One killed, several injured after a passenger and a goods train collide in Roodepoort

TimesLIVE reports that one person was killed and several others were injured when two trains collided near the Horizon View train station in Roodepoort, west of Johannesburg, on Wednesday evening.  Main Line Passenger Services management said the Premier Classe passenger train travelling from Cape Town collided with a stationary goods train on Wednesday at about 9.53pm.  ER24 spokesperson Russel Meiring said a man and an elderly woman were found trapped inside a carriage of the passenger train.  The man sustained multiple injuries and was declared dead on the scene.  Meiring said rescue teams worked for more than two hours to free the entrapped woman.  She was airlifted to Milpark hospital in a critical condition.  The other injured passengers were taken to Krugersdorp hospital.  Alternative transport was arranged for the rest of the passengers.

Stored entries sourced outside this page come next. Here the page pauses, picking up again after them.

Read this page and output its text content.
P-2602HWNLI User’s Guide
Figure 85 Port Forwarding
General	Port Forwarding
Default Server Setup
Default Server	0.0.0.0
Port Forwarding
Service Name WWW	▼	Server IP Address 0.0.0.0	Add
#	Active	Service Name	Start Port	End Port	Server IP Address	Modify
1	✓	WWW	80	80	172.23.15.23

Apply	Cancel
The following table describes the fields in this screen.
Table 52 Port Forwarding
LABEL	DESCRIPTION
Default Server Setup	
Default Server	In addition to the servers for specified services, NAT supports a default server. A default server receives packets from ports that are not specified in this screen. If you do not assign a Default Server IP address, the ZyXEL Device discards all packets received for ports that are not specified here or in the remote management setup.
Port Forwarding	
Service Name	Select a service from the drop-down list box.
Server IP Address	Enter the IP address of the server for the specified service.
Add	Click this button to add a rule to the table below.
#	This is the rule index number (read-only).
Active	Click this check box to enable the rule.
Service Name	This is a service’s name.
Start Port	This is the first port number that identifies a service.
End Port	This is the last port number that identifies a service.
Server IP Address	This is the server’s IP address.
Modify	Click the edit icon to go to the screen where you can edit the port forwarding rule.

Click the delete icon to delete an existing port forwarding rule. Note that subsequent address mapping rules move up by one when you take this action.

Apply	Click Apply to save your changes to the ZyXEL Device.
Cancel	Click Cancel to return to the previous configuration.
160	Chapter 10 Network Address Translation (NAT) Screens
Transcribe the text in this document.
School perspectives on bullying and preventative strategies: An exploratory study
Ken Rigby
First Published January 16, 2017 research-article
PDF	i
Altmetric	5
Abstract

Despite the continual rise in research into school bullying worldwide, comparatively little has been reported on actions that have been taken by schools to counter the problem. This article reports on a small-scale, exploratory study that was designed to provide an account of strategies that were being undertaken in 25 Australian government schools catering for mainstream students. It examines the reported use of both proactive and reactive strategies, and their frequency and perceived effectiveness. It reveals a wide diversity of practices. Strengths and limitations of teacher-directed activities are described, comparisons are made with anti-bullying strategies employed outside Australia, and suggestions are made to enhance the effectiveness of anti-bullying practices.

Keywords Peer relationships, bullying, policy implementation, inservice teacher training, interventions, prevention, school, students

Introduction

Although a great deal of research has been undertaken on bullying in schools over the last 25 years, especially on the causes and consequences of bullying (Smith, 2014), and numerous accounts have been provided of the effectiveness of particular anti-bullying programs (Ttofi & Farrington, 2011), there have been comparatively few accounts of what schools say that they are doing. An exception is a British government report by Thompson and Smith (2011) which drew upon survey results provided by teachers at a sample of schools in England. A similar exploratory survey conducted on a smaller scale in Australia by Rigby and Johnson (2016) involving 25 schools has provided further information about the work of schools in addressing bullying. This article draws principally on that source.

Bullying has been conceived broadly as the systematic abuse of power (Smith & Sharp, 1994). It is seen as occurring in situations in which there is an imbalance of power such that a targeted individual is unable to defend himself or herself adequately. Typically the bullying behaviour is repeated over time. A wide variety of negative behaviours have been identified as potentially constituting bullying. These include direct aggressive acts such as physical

Read the full original of the report in the above regard by Iavan Pijoos at TimesLIVE. Read too, Fikile Mbalula wants full investigation into Roodepoort train crash, at TimesLIVE

Cape Town’s rail enforcement unit chalks up 238 arrests in first year, but fails to make a dent in arson attacks

TimesLIVE reports that Cape Town’s rail enforcement unit arrested 238 people in its first year.  The partners behind the 100-strong team, namely the City of Cape Town, the Western Cape government and the Passenger Rail Agency of SA (Prasa), said on Thursday that 55 people had been charged under the Criminal Matters Amendment Act for damaging essential infrastructure.  The unit impounded more than 2km of stolen copper cable and 865kg of stolen metal and carried out 2,471 inspections at theft hot spots and scrapyards.  The agreement to co-fund the unit expires at the end of June and the city and provincial governments said they wanted to extend it for at least a year.  “The harsh reality is that it will take time and more resources to deal with those who are vandalising and destroying our rail network while we are working hard to stabilise the service,” said Felicity Purchase, Cape Town’s mayoral committee member for transport.  Bonginkosi Madkizela, the transport MEC, admitted that the unit had failed to make a dent in the rash of arson attacks that have crippled Cape Town’s rail network.  “We need to revisit the modus operandi of this unit so that it can be more effective in dealing with arson,” he said.